3.28.2007

The things people use as bookmarks

By MIKE HARDEN
Tuesday, March 27, 2007


Any librarian who has pulled a tour of duty on the circulation desk of a public library has a few tales to tell about the curious objects people use, and then forget to remove, as bookmarks.

"People leave photos, Social Security cards and driver's licenses," said Kate Porter, assistant director of the Upper Arlington (Ohio) Public Library, "gum in wrappers, letters that need to be mailed, prescriptions, airline tickets - some that are unused and some that are used - ponytail holders, fines that they owe the library."

"We've seen a condom as a bookmark," said Vi Yarman, head of circulation of the public library in Mount Vernon, Ohio. "It was not used. The patron was renewing the book. My staff opened the book up, and the patron said, 'Oh, that's my book mark.' "

I know what you're thinking, and Yarman surely would have remembered if the book had been "The Joy of Sex."

Sharon Shrum, director of the public library in West Jefferson, Ohio, recalled her initiation to working with books at a library south of Columbus: "I was a high-school page in the Grove City library. I was pulling out shelved books to see that they were still in good shape, the binding and such. I pulled out this book, and $20 bills started floating out. There was $260."

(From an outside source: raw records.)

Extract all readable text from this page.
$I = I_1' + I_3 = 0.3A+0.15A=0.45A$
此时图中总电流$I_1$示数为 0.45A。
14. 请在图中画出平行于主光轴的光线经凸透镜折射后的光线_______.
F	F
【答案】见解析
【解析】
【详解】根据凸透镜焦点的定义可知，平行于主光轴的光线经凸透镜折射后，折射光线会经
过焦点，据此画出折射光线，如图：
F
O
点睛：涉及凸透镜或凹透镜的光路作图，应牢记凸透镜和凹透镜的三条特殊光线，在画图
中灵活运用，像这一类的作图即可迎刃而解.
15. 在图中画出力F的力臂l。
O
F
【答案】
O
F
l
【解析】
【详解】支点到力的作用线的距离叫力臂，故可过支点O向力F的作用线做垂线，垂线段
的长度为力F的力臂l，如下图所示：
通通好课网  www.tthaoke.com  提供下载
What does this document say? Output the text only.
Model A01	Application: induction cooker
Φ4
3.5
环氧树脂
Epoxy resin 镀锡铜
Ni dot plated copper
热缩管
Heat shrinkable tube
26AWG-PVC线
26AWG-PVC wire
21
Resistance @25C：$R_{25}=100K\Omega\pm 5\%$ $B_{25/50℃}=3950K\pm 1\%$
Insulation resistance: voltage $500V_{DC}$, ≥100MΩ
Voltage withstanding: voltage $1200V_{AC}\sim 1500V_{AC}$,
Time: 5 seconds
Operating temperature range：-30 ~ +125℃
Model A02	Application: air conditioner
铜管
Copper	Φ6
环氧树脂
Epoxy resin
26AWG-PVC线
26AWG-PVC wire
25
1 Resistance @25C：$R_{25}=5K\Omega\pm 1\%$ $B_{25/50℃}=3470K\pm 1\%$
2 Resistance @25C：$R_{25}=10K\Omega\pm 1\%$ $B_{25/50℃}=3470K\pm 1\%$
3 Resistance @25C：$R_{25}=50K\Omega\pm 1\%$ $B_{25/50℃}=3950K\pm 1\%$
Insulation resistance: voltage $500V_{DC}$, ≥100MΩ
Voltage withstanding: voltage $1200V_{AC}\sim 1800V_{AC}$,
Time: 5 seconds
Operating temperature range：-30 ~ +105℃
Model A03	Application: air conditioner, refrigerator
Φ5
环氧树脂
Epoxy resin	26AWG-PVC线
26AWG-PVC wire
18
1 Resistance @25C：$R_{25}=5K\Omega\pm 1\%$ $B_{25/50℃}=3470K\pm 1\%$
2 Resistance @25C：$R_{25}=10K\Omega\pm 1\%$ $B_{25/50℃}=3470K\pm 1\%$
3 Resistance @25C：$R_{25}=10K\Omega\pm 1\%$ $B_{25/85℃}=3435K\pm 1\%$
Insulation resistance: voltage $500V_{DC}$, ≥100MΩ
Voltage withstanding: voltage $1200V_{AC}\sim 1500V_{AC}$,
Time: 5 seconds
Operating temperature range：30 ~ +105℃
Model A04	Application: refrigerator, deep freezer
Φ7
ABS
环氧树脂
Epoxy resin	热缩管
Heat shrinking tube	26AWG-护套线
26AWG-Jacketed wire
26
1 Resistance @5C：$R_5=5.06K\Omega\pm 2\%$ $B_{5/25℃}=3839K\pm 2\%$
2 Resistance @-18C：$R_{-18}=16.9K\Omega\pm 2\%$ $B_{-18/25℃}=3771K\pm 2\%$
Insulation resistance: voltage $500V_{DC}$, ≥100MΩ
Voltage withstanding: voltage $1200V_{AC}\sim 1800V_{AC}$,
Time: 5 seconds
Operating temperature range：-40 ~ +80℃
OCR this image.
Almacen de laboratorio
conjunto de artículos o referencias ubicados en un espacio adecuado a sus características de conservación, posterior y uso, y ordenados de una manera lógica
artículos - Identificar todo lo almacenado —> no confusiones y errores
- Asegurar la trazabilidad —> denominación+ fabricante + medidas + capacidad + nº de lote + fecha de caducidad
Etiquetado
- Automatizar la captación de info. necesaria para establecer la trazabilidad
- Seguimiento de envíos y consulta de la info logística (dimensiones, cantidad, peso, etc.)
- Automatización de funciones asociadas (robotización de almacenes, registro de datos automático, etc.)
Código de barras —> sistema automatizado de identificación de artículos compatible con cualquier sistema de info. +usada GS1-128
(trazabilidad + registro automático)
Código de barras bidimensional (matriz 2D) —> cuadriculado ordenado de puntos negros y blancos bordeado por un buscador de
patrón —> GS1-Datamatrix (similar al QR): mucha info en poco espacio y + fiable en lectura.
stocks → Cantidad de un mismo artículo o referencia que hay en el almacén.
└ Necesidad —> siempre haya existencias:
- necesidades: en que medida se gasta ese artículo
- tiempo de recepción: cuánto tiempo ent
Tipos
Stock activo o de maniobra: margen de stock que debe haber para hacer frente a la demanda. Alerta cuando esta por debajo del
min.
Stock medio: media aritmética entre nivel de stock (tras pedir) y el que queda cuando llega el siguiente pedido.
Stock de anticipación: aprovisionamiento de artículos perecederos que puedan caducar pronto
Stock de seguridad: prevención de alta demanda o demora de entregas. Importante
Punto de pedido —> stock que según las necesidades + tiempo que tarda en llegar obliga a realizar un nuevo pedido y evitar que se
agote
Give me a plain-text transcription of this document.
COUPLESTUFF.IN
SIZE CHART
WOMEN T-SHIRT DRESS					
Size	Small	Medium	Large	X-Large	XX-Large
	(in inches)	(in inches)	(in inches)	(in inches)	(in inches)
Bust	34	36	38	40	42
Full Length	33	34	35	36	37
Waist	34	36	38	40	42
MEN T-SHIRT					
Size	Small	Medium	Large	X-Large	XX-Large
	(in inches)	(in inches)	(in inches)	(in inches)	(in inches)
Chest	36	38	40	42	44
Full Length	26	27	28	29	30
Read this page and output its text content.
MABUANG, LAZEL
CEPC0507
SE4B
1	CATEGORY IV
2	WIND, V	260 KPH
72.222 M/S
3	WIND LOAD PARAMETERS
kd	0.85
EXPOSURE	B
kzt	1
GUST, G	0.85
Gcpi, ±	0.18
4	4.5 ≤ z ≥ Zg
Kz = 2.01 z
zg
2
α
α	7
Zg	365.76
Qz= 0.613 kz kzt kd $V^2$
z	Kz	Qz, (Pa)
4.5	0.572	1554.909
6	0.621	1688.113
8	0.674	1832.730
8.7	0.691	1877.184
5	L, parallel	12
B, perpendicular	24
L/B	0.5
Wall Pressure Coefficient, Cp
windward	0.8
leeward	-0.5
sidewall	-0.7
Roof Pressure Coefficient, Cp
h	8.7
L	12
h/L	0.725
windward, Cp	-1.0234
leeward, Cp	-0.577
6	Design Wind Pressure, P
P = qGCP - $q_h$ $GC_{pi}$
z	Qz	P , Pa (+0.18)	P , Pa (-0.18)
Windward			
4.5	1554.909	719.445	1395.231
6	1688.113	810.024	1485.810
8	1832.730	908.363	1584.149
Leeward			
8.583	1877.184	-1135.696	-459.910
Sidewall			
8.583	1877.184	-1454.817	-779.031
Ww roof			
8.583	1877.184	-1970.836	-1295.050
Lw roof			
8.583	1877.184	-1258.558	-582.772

"We had a staff member find $300 in an envelope," said Gerald Schwab, who manages the circulation division of the Columbus Metropolitan Library. "(The patron) put it in the book and forgot about it."

The money was returned.

"People use money, sometimes large denominations, as bookmarks," said Stephen Lilly, media-relations chief for the Metropolitan Library, "and you never know what is going to be in those return chutes when you open them up."

At one library, Shrum recalled, "someone pulled up almost all of the flowers out front on a very rainy day and shoved them - mud, roots and all - down into the book drop. It ruined the books."

At the Bexley (Ohio) Public Library, "someone put a live cat inside" a book drop, director Robert Stafford said. "It was OK, and the staff released it later."

Dirty diapers are commonly dumped in book drops.

Books returned for shelving in autumn often contain leaves; those returned in summer, sand.

"We have gotten love letters, charming love letters," Schwab said. "One of my colleagues was telling me he found a set of fake fingernails and an emery board."

One librarian said a book was returned bookmarked with a butter knife - with butter on it.

"I guess my favorite," Porter said, "is using toilet paper" as an improvised bookmark.

"I was working at (one) library and I found a piece of uncooked bacon," Schwab said. "It was a cookbook. They must have been using it in the kitchen."

In West Jefferson, Shrum said a patron returned a videocassette of a movie that had been tampered with and taped over in the middle of the film. Shrum didn't know it had been taped over until it was borrowed again and a woman brought it back.

"I think it was like 'My Fair Lady,' or something like that," Shrum said, "and all of a sudden there is this heavy panting. Someone had taped one of those soft-porn channels."

Asked how offended the patron was, Shrum said, "She did go back and check out a whole bunch more."